Former U.S. Sen. Adlai Stevenson III carried on Lake County family's tradition of politics
He came within nearly 5,000 votes of being governor of Illinois. But four years later, he bolted the Democratic ticket to run as a third-party candidate after voters saddled him with a couple of fringe candidate as running mates.
For the better part of a century his name was a household word in U.S. politics - a member of a political dynasty with Lake County roots that included both those who served in the White House and those who sought to but fell short.
Former U.S. Sen. Adlai Stevenson III died Monday at his home on the North Side of Chicago at age 90.
His son Adlai Stevenson IV, who confirmed the Illinois Democrat's death, said his father had dementia.
"He just faded away," his son said.
Before his health declined, Stevenson kept active organizing presentations and speakers for the Adlai Stevenson Center on Democracy, which leases space on the property of the Stevenson family's historic home in Mettawa. Subsequent owners donated the estate to the Lake County Forest Preserve in 1974.
Adlai Ewing Stevenson was born in Chicago in 1930, the great-grandson of former Vice President Adlai Stevenson - who served in the Grover Cleveland administration - and the son of Adlai Stevenson II, a former Illinois governor, two-time presidential candidate in the 1950s and namesake of Stevenson High School in Lincolnshire who with his wife had the family home built in Lake County in 1938.
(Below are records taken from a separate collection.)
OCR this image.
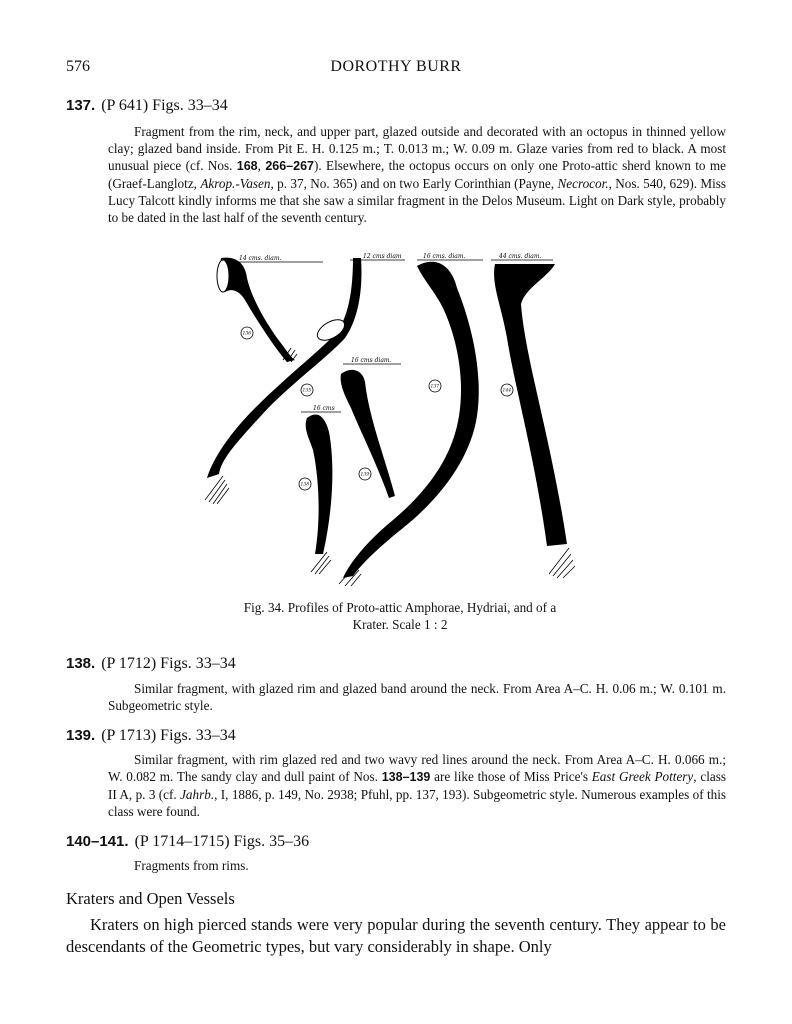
DOROTHY BURR
576
137. (P 641) Figs. 33–34
Fragment from the rim, neck, and upper part, glazed outside and decorated with an octopus in thinned yellow clay; glazed band inside. From Pit E. H. 0.125 m.; T. 0.013 m.; W. 0.09 m. Glaze varies from red to black. A most unusual piece (cf. Nos. 168, 266–267). Elsewhere, the octopus occurs on only one Proto-attic sherd known to me (Graef-Langlotz, Akrop.-Vasen, p. 37, No. 365) and on two Early Corinthian (Payne, Necrocor., Nos. 540, 629). Miss Lucy Talcott kindly informs me that she saw a similar fragment in the Delos Museum. Light on Dark style, probably to be dated in the last half of the seventh century.
14 cms. diam.
136
12 cms diam
135
16 cms. diam.
137
44 cms. diam.
144
16 cms diam.
139
16 cms
138
Fig. 34. Profiles of Proto-attic Amphorae, Hydriai, and of a
Krater. Scale 1 : 2
138. (P 1712) Figs. 33–34
Similar fragment, with glazed rim and glazed band around the neck. From Area A–C. H. 0.06 m.; W. 0.101 m. Subgeometric style.
139. (P 1713) Figs. 33–34
Similar fragment, with rim glazed red and two wavy red lines around the neck. From Area A–C. H. 0.066 m.; W. 0.082 m. The sandy clay and dull paint of Nos. 138–139 are like those of Miss Price's East Greek Pottery, class II A, p. 3 (cf. Jahrb., I, 1886, p. 149, No. 2938; Pfuhl, pp. 137, 193). Subgeometric style. Numerous examples of this class were found.
140–141. (P 1714–1715) Figs. 35–36
Fragments from rims.
Kraters and Open Vessels
Kraters on high pierced stands were very popular during the seventh century. They appear to be descendants of the Geometric types, but vary considerably in shape. Only
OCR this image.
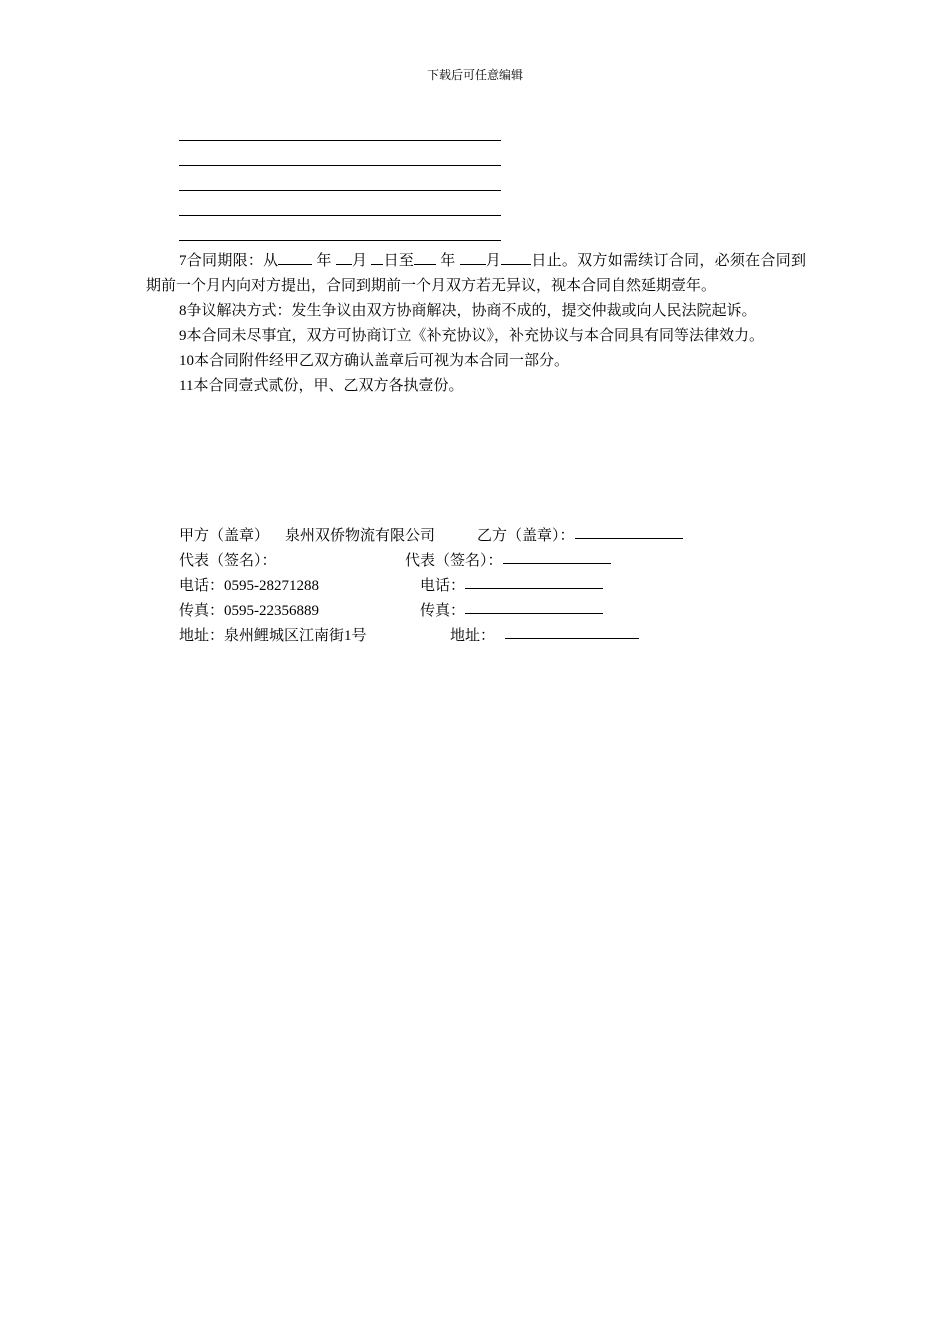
下载后可任意编辑

7合同期限：从	年 月 日至 年 月 日止。双方如需续订合同，必须在合同到期前一个月内向对方提出，合同到期前一个月双方若无异议，视本合同自然延期壹年。

8争议解决方式：发生争议由双方协商解决，协商不成的，提交仲裁或向人民法院起诉。

9本合同未尽事宜，双方可协商订立《补充协议》，补充协议与本合同具有同等法律效力。

10本合同附件经甲乙双方确认盖章后可视为本合同一部分。

11本合同壹式贰份，甲、乙双方各执壹份。

甲方（盖章） 泉州双侨物流有限公司	乙方（盖章）：
代表（签名）：	代表（签名）：
电话：0595-28271288	电话：
传真：0595-22356889	传真：
地址：泉州鲤城区江南街1号	地址：
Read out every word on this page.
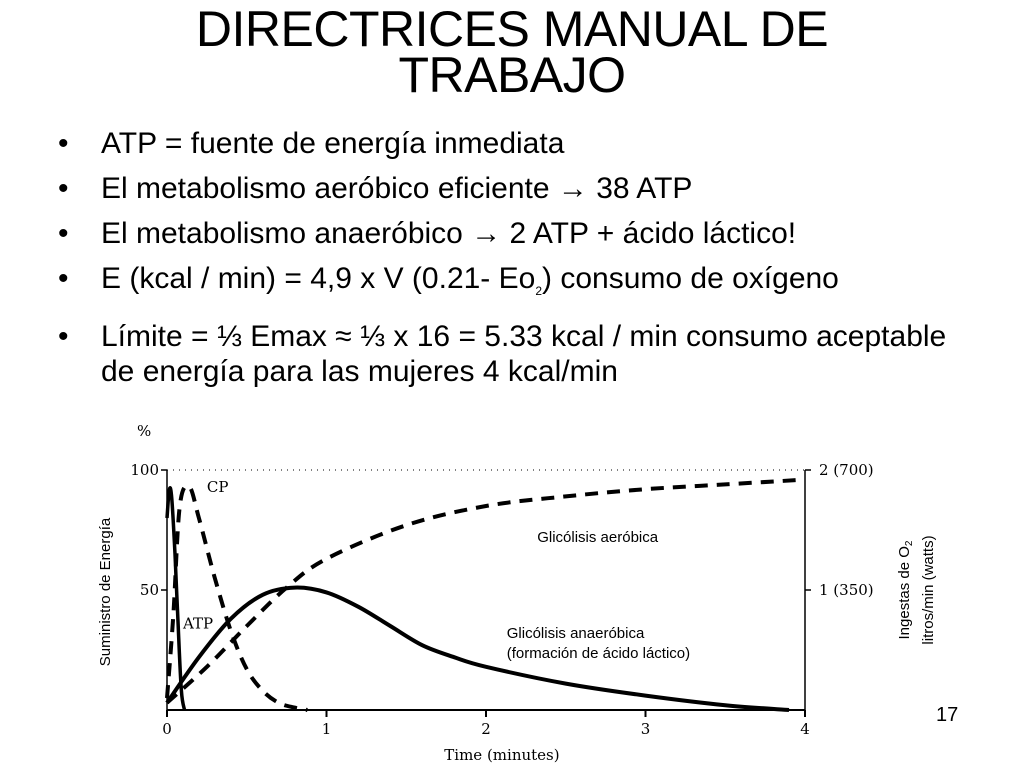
DIRECTRICES MANUAL DE
TRABAJO
• ATP = fuente de energía inmediata
• El metabolismo aeróbico eficiente → 38 ATP
• El metabolismo anaeróbico → 2 ATP + ácido láctico!
• E (kcal / min) = 4,9 x V (0.21- $Eo_2$) consumo de oxígeno
• Límite = ⅓ Emax ≈ ⅓ x 16 = 5.33 kcal / min consumo aceptable de energía para las mujeres 4 kcal/min
0	1	2	3	4
Time (minutes)
100
50
%
2 (700)
1 (350)
Suministro de Energía	Ingestas de $O_2$ litros/min (watts)
CP
ATP
Glicólisis aeróbica
Glicólisis anaeróbica
(formación de ácido láctico)
17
A 1970 New York Times profile of the younger Stevenson, and "The Black Book" website inspired by his book of the same name, said he attended five different grade and prep schools, including the public schools of Lake Forest, then Harrow School in England in 1945-46 while his father was with the United Nations Preparatory Commission, and then Milton Academy in Massachusetts, where future Senate colleague Ted Kennedy was a schoolmate.